A grande lição do livro é que o amor cresce com a diferença. Mais que isso, os pais, que deixam de lado seu esforço narcisista de se realizar por meio do filho, se tornam mais livres para amar e conhecer o mundo. Eles também ficam melhores. Salomon acompanhou muitas histórias para descobrir, mais que uma lei do afeto familiar, uma saída para um mundo que insiste em perder sua vocação para a alegria. A aposta no amor – a começar por filhos “diferentes” – permite expandir nossa vocação para o contato humano. Em outras palavras, a sermos mais felizes.

Assim como os filhos não existem para realizar nossas fantasias, nossas existências não precisam ficar presas nas expectativas que foram depositadas sobre nós. A psicologia, psicanálise, terapia, ou o que seja, é uma forma de buscar a liberdade. Outra via é a política, que permite que sonhos coletivos se concentrem no imaginário de grupos comprometidos em fazer dos homens pessoas mais completas. Mas há um caminho intermediário, meio pessoal, meio coletivo, que aponta para comportamentos bem mais simples e igualmente efetivos: a delicadeza.

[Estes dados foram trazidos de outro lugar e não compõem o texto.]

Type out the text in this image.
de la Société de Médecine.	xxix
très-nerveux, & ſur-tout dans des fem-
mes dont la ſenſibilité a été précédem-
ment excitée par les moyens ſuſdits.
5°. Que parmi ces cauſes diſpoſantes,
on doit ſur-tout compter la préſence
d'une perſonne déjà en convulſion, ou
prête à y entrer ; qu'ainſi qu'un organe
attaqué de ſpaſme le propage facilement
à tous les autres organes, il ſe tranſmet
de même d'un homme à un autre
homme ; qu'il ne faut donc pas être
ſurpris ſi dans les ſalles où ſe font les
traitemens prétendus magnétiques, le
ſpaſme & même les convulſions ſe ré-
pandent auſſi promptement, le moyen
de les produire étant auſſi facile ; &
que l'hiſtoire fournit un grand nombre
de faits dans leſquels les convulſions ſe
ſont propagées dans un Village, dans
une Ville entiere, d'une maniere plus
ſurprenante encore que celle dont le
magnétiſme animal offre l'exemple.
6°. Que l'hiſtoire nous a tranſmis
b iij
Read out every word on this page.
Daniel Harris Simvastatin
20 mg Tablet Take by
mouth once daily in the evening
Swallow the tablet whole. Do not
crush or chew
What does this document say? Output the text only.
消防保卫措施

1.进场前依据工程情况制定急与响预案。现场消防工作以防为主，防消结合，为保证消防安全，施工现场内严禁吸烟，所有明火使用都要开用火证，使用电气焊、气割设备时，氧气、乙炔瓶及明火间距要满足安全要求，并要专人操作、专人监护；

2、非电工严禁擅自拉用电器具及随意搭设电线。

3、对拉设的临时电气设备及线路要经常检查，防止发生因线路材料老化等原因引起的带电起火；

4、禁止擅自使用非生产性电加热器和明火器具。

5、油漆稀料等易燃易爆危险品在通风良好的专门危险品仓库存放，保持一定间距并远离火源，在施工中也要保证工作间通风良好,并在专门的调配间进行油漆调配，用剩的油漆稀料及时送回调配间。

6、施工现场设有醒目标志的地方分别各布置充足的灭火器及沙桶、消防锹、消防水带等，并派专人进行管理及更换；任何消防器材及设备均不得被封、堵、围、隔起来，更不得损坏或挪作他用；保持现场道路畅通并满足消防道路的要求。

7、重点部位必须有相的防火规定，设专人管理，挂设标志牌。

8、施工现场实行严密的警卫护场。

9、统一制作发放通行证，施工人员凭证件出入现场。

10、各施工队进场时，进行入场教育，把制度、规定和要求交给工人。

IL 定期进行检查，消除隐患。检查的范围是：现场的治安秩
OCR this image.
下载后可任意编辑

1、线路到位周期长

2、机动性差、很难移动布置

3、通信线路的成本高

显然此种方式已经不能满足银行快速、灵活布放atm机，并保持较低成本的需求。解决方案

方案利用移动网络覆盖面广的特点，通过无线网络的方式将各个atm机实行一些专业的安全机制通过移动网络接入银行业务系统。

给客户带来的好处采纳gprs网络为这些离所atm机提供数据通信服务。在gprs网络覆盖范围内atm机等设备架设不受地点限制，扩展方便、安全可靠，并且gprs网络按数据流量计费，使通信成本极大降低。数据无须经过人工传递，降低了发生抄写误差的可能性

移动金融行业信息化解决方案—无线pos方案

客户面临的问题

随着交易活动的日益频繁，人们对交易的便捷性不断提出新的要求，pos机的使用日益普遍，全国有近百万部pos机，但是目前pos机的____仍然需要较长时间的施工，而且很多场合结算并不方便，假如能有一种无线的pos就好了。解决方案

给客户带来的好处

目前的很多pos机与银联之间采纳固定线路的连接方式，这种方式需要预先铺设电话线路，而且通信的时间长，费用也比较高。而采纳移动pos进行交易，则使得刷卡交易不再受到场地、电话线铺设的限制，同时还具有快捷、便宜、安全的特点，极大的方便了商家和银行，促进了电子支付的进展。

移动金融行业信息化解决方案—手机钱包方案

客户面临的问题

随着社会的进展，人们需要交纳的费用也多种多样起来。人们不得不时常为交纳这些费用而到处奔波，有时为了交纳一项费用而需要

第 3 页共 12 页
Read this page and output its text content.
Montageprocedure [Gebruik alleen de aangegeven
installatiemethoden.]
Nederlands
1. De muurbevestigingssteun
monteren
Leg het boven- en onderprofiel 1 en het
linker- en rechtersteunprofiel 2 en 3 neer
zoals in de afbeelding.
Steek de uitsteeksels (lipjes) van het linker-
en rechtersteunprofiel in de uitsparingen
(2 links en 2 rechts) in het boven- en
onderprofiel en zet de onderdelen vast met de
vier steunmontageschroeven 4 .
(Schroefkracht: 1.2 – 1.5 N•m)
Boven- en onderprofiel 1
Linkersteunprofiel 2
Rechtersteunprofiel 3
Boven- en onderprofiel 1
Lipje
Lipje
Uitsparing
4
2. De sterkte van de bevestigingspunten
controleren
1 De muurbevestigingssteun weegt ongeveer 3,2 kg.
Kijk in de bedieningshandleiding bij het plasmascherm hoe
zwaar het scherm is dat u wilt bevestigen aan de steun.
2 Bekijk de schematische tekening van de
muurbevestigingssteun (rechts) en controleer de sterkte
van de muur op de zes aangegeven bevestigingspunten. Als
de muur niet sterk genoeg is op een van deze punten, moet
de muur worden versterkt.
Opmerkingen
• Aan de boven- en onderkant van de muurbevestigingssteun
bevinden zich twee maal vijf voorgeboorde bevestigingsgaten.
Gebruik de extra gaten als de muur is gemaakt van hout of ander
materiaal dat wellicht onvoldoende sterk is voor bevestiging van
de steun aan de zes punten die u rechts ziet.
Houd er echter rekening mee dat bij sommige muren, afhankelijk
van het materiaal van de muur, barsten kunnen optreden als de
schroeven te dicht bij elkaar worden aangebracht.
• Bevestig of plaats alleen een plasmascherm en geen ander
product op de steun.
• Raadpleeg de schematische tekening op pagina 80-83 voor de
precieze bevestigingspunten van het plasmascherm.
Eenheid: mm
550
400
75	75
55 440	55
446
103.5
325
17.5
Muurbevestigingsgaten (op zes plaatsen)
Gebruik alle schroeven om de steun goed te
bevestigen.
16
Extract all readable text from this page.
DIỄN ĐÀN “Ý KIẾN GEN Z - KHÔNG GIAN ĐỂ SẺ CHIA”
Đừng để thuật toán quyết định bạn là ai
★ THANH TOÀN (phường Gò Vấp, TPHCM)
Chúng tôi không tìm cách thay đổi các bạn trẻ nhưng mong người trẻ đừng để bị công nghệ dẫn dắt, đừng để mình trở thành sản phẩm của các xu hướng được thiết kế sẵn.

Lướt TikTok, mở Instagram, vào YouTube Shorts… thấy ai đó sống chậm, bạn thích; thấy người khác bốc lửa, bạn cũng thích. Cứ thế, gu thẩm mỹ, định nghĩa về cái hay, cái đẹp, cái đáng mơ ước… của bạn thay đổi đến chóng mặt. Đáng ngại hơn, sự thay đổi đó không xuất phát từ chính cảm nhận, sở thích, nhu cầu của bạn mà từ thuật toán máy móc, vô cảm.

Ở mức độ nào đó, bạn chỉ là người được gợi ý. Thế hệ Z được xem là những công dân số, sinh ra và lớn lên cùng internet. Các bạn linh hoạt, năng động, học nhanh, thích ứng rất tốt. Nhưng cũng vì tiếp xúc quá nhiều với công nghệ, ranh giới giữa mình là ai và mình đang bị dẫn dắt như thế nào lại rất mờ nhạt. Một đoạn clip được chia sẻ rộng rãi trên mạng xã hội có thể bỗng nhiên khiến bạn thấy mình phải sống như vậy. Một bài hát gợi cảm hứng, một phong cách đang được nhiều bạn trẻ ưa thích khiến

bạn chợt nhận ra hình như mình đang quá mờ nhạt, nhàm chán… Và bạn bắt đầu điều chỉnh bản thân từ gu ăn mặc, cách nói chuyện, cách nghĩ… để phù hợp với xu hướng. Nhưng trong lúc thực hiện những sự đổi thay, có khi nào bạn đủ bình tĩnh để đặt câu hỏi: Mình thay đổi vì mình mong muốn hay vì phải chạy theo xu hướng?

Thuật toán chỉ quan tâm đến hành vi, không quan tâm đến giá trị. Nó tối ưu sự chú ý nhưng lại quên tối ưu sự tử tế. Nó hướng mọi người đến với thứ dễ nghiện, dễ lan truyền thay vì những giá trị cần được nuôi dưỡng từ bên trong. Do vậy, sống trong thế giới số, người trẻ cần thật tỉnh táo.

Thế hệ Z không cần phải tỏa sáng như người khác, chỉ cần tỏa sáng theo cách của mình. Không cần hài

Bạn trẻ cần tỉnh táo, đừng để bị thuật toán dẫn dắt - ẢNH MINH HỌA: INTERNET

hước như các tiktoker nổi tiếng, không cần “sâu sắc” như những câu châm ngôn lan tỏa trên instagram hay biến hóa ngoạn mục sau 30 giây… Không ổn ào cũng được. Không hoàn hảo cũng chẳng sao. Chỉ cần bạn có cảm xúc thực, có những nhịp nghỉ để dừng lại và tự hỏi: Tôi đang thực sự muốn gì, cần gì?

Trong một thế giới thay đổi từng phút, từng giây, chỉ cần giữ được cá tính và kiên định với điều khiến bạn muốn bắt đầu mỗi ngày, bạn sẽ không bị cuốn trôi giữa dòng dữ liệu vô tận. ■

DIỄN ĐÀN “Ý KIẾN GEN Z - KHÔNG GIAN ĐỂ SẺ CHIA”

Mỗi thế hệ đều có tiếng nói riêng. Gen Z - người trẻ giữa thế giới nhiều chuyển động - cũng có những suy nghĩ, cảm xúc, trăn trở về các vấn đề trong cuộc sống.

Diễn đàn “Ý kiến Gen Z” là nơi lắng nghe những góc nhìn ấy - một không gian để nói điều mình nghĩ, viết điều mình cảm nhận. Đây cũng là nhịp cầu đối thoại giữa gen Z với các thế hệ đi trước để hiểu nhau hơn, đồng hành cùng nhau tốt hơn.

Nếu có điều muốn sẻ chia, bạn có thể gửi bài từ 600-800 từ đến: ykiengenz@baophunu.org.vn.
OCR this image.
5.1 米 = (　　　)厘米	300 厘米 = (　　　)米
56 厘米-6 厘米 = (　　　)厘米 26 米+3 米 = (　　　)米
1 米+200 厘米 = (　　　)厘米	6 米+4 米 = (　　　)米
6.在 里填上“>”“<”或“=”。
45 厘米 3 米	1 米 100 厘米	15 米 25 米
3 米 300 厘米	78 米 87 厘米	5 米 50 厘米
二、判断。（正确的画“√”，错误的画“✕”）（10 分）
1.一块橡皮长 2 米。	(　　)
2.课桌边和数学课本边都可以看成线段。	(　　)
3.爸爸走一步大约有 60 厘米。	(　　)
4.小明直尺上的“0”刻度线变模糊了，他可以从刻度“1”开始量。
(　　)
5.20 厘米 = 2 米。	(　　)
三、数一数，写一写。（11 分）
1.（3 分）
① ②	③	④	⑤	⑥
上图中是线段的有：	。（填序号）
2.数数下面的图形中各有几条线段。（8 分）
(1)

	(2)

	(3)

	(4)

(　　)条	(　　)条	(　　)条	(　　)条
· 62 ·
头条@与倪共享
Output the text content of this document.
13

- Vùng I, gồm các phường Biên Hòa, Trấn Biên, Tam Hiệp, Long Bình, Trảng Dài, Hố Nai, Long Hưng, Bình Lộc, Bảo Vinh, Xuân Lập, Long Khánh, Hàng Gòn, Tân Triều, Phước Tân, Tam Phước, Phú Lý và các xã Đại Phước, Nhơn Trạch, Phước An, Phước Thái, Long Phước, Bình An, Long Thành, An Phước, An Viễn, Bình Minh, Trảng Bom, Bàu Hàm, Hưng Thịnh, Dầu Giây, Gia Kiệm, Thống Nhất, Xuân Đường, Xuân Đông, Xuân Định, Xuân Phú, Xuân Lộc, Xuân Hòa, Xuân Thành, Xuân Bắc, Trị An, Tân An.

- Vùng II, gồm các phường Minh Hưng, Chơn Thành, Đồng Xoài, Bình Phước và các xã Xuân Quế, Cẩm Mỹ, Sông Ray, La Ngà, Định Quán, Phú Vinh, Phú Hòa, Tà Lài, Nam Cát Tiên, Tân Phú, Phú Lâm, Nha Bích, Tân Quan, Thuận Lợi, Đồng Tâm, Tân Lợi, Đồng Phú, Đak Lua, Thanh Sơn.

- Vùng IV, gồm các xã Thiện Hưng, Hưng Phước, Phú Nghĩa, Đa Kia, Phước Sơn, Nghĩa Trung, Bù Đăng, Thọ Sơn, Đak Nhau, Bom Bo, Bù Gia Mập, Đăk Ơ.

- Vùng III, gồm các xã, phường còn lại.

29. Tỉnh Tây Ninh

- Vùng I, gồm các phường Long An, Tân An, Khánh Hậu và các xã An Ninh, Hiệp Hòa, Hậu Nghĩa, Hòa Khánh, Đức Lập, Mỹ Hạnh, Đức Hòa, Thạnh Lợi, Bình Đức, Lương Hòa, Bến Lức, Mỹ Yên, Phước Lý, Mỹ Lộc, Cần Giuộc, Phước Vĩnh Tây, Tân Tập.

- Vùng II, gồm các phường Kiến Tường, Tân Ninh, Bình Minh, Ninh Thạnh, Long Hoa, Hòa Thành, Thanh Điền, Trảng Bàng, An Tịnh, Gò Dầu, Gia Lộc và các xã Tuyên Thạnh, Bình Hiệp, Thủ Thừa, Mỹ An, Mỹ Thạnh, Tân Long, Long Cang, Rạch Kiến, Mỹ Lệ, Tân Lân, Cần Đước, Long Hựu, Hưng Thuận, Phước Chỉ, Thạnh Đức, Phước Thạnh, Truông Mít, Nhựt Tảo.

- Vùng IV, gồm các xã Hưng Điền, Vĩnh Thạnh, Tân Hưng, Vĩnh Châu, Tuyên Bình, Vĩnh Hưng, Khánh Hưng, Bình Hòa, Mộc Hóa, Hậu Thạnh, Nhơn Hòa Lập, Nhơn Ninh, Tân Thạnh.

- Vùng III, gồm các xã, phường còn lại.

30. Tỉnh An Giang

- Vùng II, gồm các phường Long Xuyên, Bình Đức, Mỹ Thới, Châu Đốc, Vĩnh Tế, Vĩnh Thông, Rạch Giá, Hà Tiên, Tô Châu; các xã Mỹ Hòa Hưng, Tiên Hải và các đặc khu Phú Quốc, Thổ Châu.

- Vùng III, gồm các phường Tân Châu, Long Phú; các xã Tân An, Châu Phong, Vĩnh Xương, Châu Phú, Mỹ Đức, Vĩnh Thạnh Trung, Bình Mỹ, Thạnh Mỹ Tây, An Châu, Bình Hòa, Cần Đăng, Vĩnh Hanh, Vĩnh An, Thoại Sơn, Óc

O mundo não vai deixar de ser uma selva apenas com terapia e revolução. Nem mesmo com a capacidade de os pais estenderem o amor de seus filhos ao amor de todas as crianças. Estamos precisando de uma dose mais urgente de política do afeto e afetividade política. Tratar bem os iguais é fácil e inócuo, quase uma atitude mesquinha em sua busca de reciprocidade. O que anda fazendo falta no mundo, e que pode adiar um pouco o estado de selva que nos cerca e ameaça, é a capacidade de ver o outro como pessoa, quem sabe como nosso filho que foge do padrão.